Parte da «figura criada por Stefan Zweig, o Mendel dos livros» para se centrar num «modelo do livreiro» e segue com vários exemplos de livrarias, seus paradigmas e modos de vida, assumindo que está ainda por fazer a história das livrarias. Debruça-se sobre as bibliotecas e a forma testemunhada como muitas são organizadas, ao estilo da volúpia intelectual. E deixa várias notas relevantes, claro, sobre os livros raros e as livrarias em que podem ser adquiridos. «O mercado dos livros raros, como é um mercado de coleção, não de leitura, está dependente de tudo aquilo que torna o exemplar mais digno de nota». «Tudo aquilo que não é massificado, que pode interessar muito a poucas pessoas, contém um potencial que estas livrarias exploram».
Avança para uma ideia relevantíssima: «o papel cultural mais importante do livreiro está na criação do gosto». E, de facto, o gosto que temos pelos livros e a (nossa) vida à volta dos livros estão também enraizados nessa experiência de ir à livraria, interagir com quem connosco possa deixar um legado de conhecimentos e conhecimento sobre o paradeiro e o ciclo de vida dos livros que procuramos e daqueles que encontramos de surpresa. Como no «sonho infantil de gerir uma loja de doces», o livreiro apaixonado por livros tem o privilégio de «ser o primeiro a escolher». E vai mais longe: «Muitos dos leitores carregam consigo um impulso para a escrita que também é consolado pela frequência dos ambientes literários». Carlos Maria Bobone refere, a este propósito, o modelo incontornável da Shakespeare & Co., que se posicionou como a marca mais emblemática de uma livraria independente, mas também de um lugar literário em torno do qual se criaram e desenvolveram iniciativas com autores e outros agentes ligados aos livros.
A religião dos livros deixa-nos, ainda, uma visão otimista fundamental sobre a concorrência do digital. «Um estudo de 2008 previa que, em 2018, os livros eletrónicos superassem os livros em papel, mas sabemos hoje que em nenhum país do mundo estes ultrapassam os dez por cento da cota de mercado livreiro». Aliás, o digital veio até permitir ir além dos stocks possíveis nos espaços físicos, alargando a quantidade e a diversidade dos catálogos.

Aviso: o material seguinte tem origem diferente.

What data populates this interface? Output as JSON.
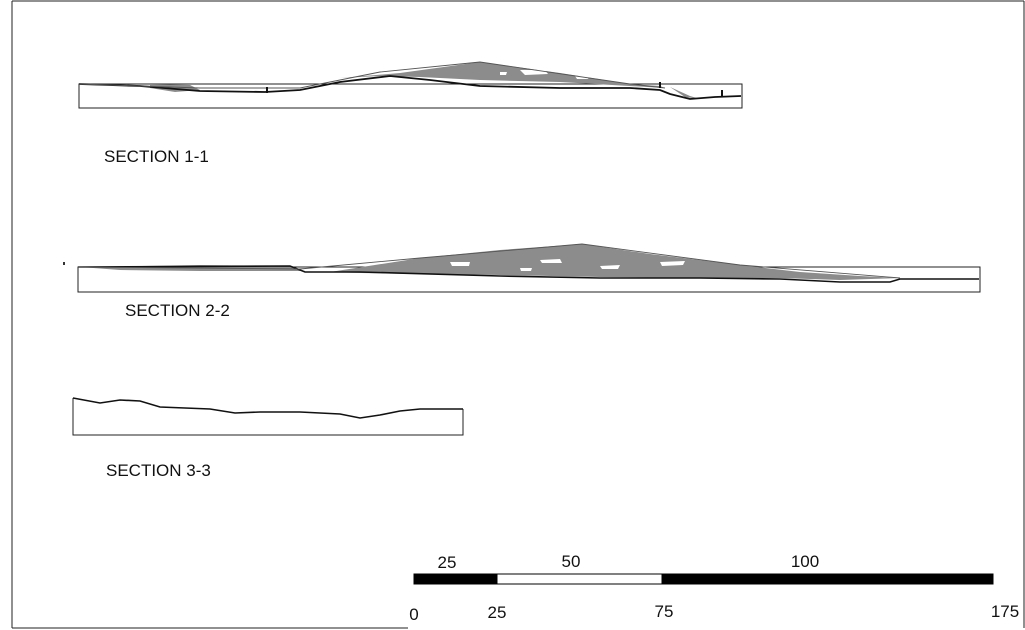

O que nos conta este livro é, em síntese, apontado como uma seta ao coração daqueles eternos amantes dos livros; aqueles para quem a chegada de um livro novo é um acontecimento absoluto; aqueles para quem o conhecimento de um livro antigo é uma disputa sem precedentes; aqueles para quem arrumar a estante dos livros é um ritual de precisão; aqueles para quem a vida sem ler não existe. Aqueles para quem, como eu, sofrem de bibliofilia, esse vício incorrigível que se entranhou.